SIP Issues

SIP is plagued with all kinds of issues. On this page, we will highlight some of them. And, yes, we will also admit that in many cases there are ways to address these issues. The problem, though, is that there is usually no universal way to address a given issue. We are also aware that in some cases the SIP specification does not create the problem, but rather it is a related RFC. This would be a correct assertion. However, when building a SIP system, one cannot just implement the SIP specification, but must also implement all of the related system specifications in order to ship a product. That means that things like the offer/answer model, SIP session timers, reliable provisional messages, and other functionality is necessary and, as such, we speak of problems with SIP as a system, not a single RFC.

1. Interoperability

For years and years, there have been regular SIP interoperability events. Even so, SIP still suffers significantly more from interoperability problems that most IP-based communication systems. Sure, basic voice calls work (sometimes), but as soon as one tries to do something more complex, it becomes a real challenge. The really frustrating thing about SIP is that even basic call flows do not work a lot of time. Different vendors expect different sets of call signaling flows that lead to call failure.

The problem is not merely SIP signaling, though. SIP messages and headers are a source of interoperability issues, but so are all of the capability exchanges via SDP and the offer/answer model defined in RFC 3264. SIP is dependent on SDP and the offer/answer model to successfully establish audio/video calls. The use of SDP has presented an array of problems that include proper treatment of media types, attributes, multiple payload types on an m= (media) line, and multiple m= lines. There are even more basic issues with some endpoints handling MIME properly.

2. Codec negotiation

SIP almost has no means of negotiating capabilities or codecs. It does, of course, but it's very fragile. For example, suppose user A calls user B and offers G.729. If user B does not support that codec, then the call fails. That's it. It's over. Is that a carrier-class solution? We do not think so.

What many people do is simply offer multiple codecs in the original "offer", such as G.729 and G.711. In most cases, the called device will accept just one of the offered codecs.

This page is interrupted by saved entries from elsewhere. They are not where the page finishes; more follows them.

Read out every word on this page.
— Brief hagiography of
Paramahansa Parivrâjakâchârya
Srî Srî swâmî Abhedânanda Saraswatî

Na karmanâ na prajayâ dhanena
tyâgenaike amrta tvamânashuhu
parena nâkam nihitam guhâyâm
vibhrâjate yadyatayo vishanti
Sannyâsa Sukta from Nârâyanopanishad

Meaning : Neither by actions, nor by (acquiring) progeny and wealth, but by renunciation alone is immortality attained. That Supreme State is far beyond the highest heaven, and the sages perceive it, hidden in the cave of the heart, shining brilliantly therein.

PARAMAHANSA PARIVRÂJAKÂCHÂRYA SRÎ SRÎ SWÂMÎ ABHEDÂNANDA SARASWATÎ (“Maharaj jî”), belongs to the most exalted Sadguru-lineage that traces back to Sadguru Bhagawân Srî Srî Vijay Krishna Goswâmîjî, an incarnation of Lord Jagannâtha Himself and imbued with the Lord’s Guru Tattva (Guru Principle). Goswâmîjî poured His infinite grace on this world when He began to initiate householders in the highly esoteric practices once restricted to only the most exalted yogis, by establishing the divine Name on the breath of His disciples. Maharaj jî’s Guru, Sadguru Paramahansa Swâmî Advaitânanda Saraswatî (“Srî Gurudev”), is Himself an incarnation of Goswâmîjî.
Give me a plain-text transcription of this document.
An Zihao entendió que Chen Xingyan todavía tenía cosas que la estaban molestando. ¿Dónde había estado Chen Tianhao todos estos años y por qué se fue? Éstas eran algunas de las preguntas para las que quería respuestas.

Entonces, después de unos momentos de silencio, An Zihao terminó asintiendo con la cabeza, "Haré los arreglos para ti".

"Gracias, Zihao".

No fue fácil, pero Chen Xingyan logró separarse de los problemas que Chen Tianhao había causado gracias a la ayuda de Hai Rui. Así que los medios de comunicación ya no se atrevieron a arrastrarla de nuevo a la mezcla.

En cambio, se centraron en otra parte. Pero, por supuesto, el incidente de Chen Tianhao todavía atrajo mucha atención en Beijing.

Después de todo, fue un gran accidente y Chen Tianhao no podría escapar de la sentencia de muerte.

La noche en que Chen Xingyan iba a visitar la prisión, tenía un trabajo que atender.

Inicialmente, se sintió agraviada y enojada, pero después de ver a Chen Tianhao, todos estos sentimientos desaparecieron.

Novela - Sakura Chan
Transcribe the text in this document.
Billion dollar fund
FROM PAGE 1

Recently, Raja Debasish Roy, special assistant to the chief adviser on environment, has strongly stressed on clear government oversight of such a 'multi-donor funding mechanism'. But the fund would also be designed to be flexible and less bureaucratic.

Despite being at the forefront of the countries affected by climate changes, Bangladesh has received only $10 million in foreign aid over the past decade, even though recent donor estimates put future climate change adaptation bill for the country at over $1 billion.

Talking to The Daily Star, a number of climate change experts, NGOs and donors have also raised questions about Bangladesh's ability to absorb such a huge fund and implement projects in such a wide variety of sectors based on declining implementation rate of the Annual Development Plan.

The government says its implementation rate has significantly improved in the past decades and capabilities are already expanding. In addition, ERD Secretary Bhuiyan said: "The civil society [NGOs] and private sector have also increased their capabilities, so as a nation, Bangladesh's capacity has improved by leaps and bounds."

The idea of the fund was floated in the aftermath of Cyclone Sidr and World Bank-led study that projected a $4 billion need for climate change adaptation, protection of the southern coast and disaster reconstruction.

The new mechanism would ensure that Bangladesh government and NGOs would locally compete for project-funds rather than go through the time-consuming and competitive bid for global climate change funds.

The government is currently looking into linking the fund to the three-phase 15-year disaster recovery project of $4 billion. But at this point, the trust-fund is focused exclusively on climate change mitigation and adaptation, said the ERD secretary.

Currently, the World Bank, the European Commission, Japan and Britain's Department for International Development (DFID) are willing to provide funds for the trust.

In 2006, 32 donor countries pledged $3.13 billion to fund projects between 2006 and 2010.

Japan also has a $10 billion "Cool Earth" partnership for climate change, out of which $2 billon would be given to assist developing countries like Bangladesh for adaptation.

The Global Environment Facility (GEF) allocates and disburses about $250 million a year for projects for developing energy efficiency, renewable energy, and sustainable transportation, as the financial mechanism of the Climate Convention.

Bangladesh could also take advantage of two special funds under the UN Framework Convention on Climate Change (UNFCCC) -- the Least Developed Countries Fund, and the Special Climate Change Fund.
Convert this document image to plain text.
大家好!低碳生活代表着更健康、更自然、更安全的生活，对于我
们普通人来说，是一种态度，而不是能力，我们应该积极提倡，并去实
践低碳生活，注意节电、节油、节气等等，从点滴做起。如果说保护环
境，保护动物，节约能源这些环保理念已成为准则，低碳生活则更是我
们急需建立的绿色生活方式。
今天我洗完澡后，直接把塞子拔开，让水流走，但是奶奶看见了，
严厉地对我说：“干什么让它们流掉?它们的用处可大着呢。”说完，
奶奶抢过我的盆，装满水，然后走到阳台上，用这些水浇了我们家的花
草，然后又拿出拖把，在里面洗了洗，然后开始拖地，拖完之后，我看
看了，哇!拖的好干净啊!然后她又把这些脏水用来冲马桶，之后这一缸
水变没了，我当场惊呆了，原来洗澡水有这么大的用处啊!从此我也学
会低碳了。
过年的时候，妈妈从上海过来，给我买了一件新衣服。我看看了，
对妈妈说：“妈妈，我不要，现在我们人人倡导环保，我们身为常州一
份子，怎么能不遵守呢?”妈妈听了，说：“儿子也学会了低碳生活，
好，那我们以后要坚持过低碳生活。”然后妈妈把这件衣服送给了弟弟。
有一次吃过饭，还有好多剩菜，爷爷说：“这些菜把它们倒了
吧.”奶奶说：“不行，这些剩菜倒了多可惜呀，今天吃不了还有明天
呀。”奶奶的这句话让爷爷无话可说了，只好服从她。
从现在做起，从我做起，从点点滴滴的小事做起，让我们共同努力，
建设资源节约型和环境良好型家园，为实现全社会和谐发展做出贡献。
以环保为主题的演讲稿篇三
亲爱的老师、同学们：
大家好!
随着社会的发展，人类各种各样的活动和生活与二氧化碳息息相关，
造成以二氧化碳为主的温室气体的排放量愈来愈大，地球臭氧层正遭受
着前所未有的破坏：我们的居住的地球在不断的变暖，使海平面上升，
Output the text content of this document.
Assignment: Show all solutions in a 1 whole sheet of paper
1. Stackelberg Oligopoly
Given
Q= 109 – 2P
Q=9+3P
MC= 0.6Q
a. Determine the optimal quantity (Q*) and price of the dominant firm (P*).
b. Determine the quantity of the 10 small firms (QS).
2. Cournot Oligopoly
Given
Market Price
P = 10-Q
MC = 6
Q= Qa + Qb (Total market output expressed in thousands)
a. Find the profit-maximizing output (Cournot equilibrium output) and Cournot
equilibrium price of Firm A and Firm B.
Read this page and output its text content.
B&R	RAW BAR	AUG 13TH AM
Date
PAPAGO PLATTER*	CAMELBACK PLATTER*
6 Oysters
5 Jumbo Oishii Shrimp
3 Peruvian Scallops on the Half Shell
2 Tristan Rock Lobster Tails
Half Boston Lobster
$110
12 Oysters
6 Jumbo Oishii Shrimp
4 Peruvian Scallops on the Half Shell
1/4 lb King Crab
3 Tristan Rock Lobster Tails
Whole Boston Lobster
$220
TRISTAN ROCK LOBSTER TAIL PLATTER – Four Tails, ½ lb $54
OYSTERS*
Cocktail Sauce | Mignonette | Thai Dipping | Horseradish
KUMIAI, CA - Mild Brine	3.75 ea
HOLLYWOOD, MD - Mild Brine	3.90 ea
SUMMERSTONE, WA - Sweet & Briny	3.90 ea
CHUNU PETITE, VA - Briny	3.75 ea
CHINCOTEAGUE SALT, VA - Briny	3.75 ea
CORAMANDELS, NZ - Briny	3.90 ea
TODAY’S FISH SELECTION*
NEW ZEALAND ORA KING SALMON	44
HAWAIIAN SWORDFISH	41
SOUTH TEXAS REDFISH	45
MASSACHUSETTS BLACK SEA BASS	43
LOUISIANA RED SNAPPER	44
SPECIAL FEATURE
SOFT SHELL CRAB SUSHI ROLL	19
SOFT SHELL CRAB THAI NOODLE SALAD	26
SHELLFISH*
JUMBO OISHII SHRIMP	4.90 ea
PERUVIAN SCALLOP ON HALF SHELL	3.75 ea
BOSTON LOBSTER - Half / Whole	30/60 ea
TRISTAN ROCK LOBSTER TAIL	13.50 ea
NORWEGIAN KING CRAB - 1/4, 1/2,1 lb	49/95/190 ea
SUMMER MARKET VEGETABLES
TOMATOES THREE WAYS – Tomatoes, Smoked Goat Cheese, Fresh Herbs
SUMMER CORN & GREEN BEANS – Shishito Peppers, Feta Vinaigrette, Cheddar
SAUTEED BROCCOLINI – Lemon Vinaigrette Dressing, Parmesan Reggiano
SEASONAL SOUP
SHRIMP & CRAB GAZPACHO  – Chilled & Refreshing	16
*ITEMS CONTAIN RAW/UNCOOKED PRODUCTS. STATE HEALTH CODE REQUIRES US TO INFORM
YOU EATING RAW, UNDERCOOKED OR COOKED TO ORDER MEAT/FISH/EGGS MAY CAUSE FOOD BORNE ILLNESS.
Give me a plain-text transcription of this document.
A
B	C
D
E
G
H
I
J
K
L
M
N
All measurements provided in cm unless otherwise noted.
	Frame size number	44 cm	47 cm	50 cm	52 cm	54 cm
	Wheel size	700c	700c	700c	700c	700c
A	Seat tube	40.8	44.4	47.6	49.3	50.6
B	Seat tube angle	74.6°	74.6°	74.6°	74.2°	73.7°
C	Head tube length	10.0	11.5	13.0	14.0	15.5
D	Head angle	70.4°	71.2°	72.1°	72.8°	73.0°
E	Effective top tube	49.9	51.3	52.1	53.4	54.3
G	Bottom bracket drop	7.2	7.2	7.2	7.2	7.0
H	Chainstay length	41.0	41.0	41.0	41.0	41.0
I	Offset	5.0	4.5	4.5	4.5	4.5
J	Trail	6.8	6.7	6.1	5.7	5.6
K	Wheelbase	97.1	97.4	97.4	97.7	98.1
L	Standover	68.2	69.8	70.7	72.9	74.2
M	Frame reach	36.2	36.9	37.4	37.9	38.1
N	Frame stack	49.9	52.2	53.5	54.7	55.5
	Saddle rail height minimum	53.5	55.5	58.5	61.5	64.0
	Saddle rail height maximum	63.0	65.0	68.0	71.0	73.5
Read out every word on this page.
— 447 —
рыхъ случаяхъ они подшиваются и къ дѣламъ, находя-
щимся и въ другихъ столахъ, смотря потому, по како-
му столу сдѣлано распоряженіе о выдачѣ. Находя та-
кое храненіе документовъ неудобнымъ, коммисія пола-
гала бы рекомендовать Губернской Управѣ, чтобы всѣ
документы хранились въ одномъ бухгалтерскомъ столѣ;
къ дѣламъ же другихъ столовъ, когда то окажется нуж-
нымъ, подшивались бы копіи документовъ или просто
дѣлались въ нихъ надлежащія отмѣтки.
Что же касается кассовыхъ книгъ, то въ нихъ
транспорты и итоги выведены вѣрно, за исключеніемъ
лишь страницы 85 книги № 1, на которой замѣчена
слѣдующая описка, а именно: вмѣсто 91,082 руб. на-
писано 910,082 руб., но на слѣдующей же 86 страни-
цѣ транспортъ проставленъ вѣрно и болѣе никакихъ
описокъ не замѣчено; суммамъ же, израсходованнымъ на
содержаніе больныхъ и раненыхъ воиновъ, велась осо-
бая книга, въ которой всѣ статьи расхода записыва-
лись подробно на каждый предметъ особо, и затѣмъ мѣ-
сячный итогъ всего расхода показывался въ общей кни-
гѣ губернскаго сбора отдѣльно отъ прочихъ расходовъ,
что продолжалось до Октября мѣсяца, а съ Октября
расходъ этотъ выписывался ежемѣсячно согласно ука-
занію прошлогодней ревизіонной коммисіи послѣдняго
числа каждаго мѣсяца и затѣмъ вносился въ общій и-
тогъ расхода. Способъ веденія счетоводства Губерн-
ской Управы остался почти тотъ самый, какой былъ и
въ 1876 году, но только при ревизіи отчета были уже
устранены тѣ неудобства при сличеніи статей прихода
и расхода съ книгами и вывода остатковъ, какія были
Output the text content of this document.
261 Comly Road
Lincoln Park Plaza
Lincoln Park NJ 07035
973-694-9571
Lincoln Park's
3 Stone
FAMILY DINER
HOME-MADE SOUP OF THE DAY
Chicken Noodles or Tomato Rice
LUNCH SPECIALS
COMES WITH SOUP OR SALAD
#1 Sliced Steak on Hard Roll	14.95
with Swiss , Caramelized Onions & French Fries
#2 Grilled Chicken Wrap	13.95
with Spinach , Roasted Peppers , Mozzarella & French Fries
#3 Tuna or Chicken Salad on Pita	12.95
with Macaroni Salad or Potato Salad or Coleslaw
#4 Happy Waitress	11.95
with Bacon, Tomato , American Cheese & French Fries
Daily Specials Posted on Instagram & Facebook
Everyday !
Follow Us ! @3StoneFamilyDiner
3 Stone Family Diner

According to the offer/answer model, the called device should send the most preferred codec. In reality, many devices just sends what they want. That's actually no worse than most other systems, anyway. However, it is also possible for a called device to accept all of the proposed codecs and to switch between codecs. While that is perfectly legal, it would present most systems with a lot of problems and implementers have to write software to handle this.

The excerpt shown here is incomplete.